More and more publishers are leveraging online event extensions to get more revenue from their live events and increase audience engagement. Benefits include:

  • Expanding dialogue between participants and sponsors.
  • More registrations and leads, which equate a bigger marketing footprint (in some cases, leads have been doubled by online extensions).
  • Giving a greater reach to the content you have already created for the live event.

A recent webcast sponsored by Performedia, shed a little light on online extensions and a few tips for executing them.

First, what is an Online Event Extension?

Essentially, it’s a way to get content from your live event online, so that those who can’t attend can still benefit from it and interact with the community.

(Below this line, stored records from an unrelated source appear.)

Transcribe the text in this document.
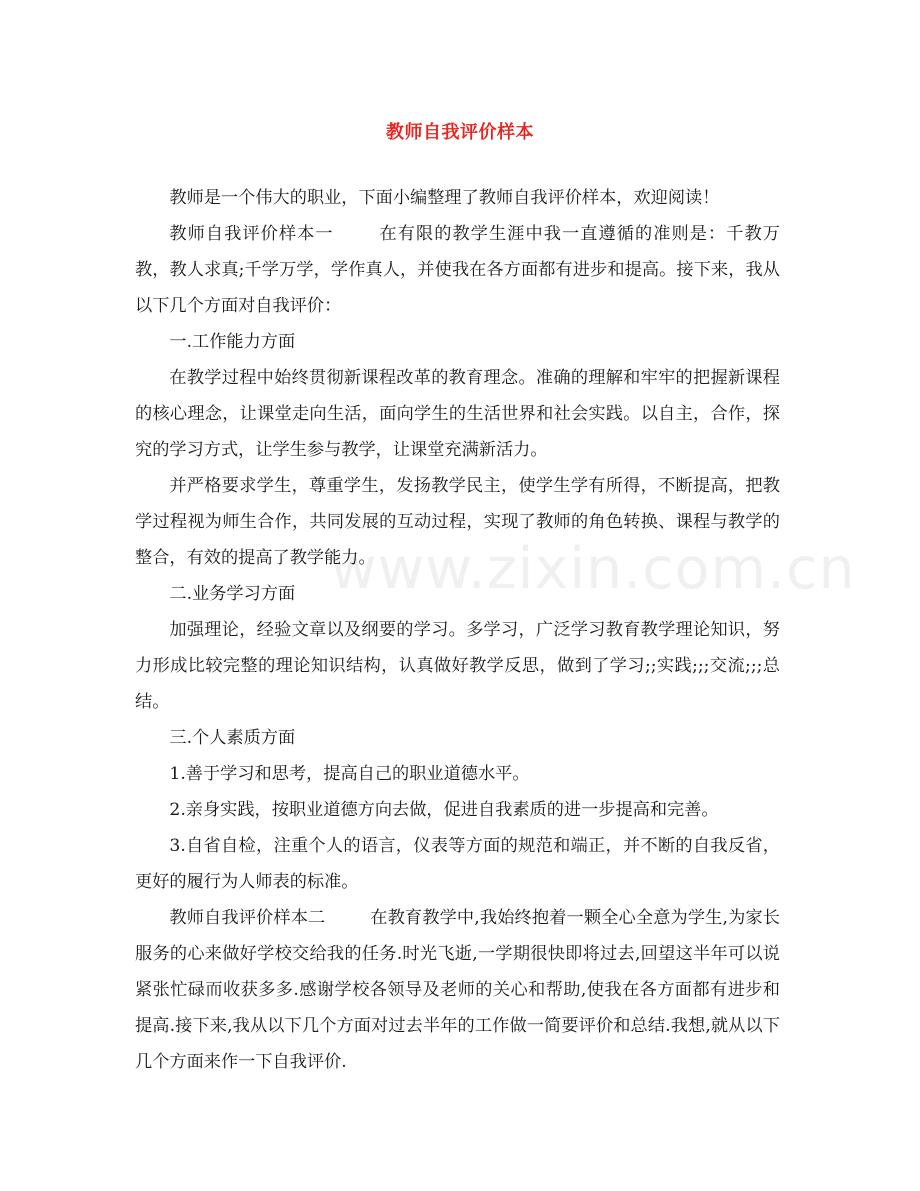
教师自我评价样本
www.zixin.com.cn

教师是一个伟大的职业，下面小编整理了教师自我评价样本，欢迎阅读！

教师自我评价样本一	在有限的教学生涯中我一直遵循的准则是：千教万教，教人求真;千学万学，学作真人，并使我在各方面都有进步和提高。接下来，我从以下几个方面对自我评价：

一.工作能力方面

在教学过程中始终贯彻新课程改革的教育理念。准确的理解和牢牢的把握新课程的核心理念，让课堂走向生活，面向学生的生活世界和社会实践。以自主，合作，探究的学习方式，让学生参与教学，让课堂充满新活力。

并严格要求学生，尊重学生，发扬教学民主，使学生学有所得，不断提高，把教学过程视为师生合作，共同发展的互动过程，实现了教师的角色转换、课程与教学的整合，有效的提高了教学能力。

二.业务学习方面

加强理论，经验文章以及纲要的学习。多学习，广泛学习教育教学理论知识，努力形成比较完整的理论知识结构，认真做好教学反思，做到了学习;;实践;;;交流;;;总结。

三.个人素质方面

1.善于学习和思考，提高自己的职业道德水平。

2.亲身实践，按职业道德方向去做，促进自我素质的进一步提高和完善。

3.自省自检，注重个人的语言，仪表等方面的规范和端正，并不断的自我反省，更好的履行为人师表的标准。

教师自我评价样本二	在教育教学中,我始终抱着一颗全心全意为学生,为家长服务的心来做好学校交给我的任务.时光飞逝,一学期很快即将过去,回望这半年可以说紧张忙碌而收获多多.感谢学校各领导及老师的关心和帮助,使我在各方面都有进步和提高.接下来,我从以下几个方面对过去半年的工作做一简要评价和总结.我想,就从以下几个方面来作一下自我评价.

This happens in three ways:

1)    On demand

2)    Live

3)    As Live (where remote participants gain access to content from the live event and can interact with the speakers during set times, post-event.)

A few tips for success:

  • Start small.
  • Create separate marketing plans and demos to get sponsors on board.
  • Don’t “cannibalize” the live audience; build on it.
  • Market the online event to geographic areas outside of the live event location.
  • Ensure that your speakers/presenters understand the live extension and sign releases that include this component.
  • Have reliable AV and technical support in place and present during the event.
    • Include an audience mic and a plan for handling online questions.
  • Choose on-demand or as live, to avoid the time zone challenges of a simulcast.
  • Clean up the content for on-demand presentation, to limit distractions.
  • Think creatively about integrating mobile and social media.
  • Consider providing video booth tours that allow sponsors connect more directly with remote participants.
  • Make sure your SaaS CMS has a strong events/directories component that allows you to market your events and engage visitors before, during and after.